Rep. Ras Smith announced on Tuesday he is running for Iowa governor in 2022.
“Iowans deserve a governor who will embrace the challenges of today as opportunities to lead tomorrow,” the Waterloo Democrat said in social media posts announcing his candidacy. “A governor that, when the days get long, will have your back. We deserve a government that is worthy of our work.”
Smith, who is in his third term in the Iowa House of Representatives representing Black Hawk County, would be the youngest person to serve as governor of Iowa, if elected. In January 2023, Smith will be 35 years old, one year younger than Terry Branstad when he was sworn in for his first term in 1983.
Smith would also be the first Black Iowan elected to statewide office. Iowa is one of a handful of states that has never had a Black elected official who represents the entire state in any office.
“I love Iowa — it’s where my wife and I are raising our daughters, Iowa is where I love to hunt, coach, mentor, and farm,” Smith said in his statement on Tuesday.
“I learned early in life that service to community is just ‘what you do.’ From training student athletes, to helping kids get their basic needs met, to counseling them and getting them across the finish line at graduation, my calling to service has taught me we are stronger when we have each other’s backs.”
Smith has emerged as a Democratic leader in the Iowa Legislature, where he is one of only eight people of color serving in the Iowa House. (All the members of the Iowa Senate are white.) He has developed a reputation for being able to work with the Republican lawmakers who have controlled the House and Senate since he joined the Legislature in 2017, as well as his fellow Democrats, both conservative and progressive.
Last year, Smith was key player in the extraordinary effort that led to a police reform bill being unanimously approved in the course of a single day.
Several minutes ago: State Rep.
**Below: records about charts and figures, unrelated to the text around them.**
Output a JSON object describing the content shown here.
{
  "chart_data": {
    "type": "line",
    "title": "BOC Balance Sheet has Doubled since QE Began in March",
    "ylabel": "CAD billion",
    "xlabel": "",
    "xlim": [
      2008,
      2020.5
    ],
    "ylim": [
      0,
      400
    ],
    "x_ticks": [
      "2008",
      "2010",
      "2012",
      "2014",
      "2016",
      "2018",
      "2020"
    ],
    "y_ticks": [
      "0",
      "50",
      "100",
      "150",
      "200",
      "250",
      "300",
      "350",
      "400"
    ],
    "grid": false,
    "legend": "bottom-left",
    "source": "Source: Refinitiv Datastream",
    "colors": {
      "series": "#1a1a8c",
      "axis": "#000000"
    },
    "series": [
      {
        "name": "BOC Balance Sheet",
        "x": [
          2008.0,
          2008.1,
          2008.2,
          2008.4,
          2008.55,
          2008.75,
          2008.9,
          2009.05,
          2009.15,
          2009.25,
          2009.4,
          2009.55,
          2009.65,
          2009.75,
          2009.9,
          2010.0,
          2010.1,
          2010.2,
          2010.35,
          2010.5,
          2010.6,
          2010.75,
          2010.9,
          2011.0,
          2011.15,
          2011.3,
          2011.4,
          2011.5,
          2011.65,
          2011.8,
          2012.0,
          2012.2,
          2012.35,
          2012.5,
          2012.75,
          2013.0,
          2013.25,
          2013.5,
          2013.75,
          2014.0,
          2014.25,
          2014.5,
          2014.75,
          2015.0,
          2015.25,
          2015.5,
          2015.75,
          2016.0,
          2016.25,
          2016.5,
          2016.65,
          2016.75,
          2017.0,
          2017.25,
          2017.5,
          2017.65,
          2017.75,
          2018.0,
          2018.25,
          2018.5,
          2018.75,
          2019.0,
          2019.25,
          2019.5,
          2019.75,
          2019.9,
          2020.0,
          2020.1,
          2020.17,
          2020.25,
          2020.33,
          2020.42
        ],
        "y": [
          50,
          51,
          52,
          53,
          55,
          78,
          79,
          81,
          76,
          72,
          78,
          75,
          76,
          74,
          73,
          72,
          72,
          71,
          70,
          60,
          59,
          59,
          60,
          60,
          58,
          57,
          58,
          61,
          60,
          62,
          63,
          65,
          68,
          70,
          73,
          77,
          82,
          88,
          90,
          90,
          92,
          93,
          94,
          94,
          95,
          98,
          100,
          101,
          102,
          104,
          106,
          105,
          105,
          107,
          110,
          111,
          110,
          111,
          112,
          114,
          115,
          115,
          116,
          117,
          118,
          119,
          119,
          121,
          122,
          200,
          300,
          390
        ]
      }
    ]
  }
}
Ras Smith of Waterloo takes in a quiet moment by himself outside the House chamber following the unanimous passage of HF 2647, the police reform bill that he's been working all this week with leadership and the Governor on. pic.twitter.com/jwI8gqYIa5
— Iowa Starting Line (@IAStartingLine) June 12, 2020
He participated in the talks that shaped the bill starting 10 days before it was introduced and passed. The bill banned the use of chokeholds by law enforcement officers in most, but not all, situations; empowered the Iowa Attorney General to investigate and prosecute cases of police misconduct that result in death, even if a county attorney has not requested it; prohibits officers who have committed “serious misconduct” from being licensed as law enforcement officers; and required the Iowa Law Enforcement Academy Council to develop a review process to make sure police officers coming from other states to take jobs in Iowa did not commit serious misconduct in those states.
“The gains that we made today speak loudly,” Smith said when the bill passed.
Since then, he has very vocal in his criticism of both Gov. Reynolds and Republican lawmakers for not just failing to build on that legislation, but instead focusing on increasing immunity for police officers and stiffening penalties for protesters.
“As leaders, we need to be self-reflective as to why we allowed that energy to go away and why we did not move forward stronger, energized by that,” Smith said earlier this month, discussing the failure of the Legislature to pass more policing reform, including a ban on racial profiling. “I think we expected those carrying signs to do more work than we were able to do in that moment, and when they were unable to because they caught felony charges fighting alongside us, we didn’t carry the weight as strongly as they did. And it shows.”
In his statement on Tuesday and in his first campaign video, Smith doesn’t address any particular issues, focusing instead on his stated goal of uniting Iowans and introducing himself to voters with some biographical information.
“I grew up with a military mom and a factory father,” Smith says in the video. His father worked at John Deere’s Waterloo tractor factory for four decades, and his mother, in addition to her military service, is the pastor at the city’s Faith Temple Baptist Church, and adjunct faculty member of the Department of Social Work at the University of Northern Iowa.
Smith was born and raised in Waterloo. He earned a bachelor’s degree in exercise science from UNI, as well as a master’s in leisure, youth and human services, and works as a consultant for the nonprofit Communities in Schools.
Smith is holding a campaign kickoff event at the Riverloop Amphitheatre in Waterloo on Tuesday evening.
Reynolds told reporters earlier this month she will run for reelection.
“Listen, I will make a formal announcement later,” the governor said. “But I’m not done with what I want to do. I’ve got a lot of things I want to continue to work on.”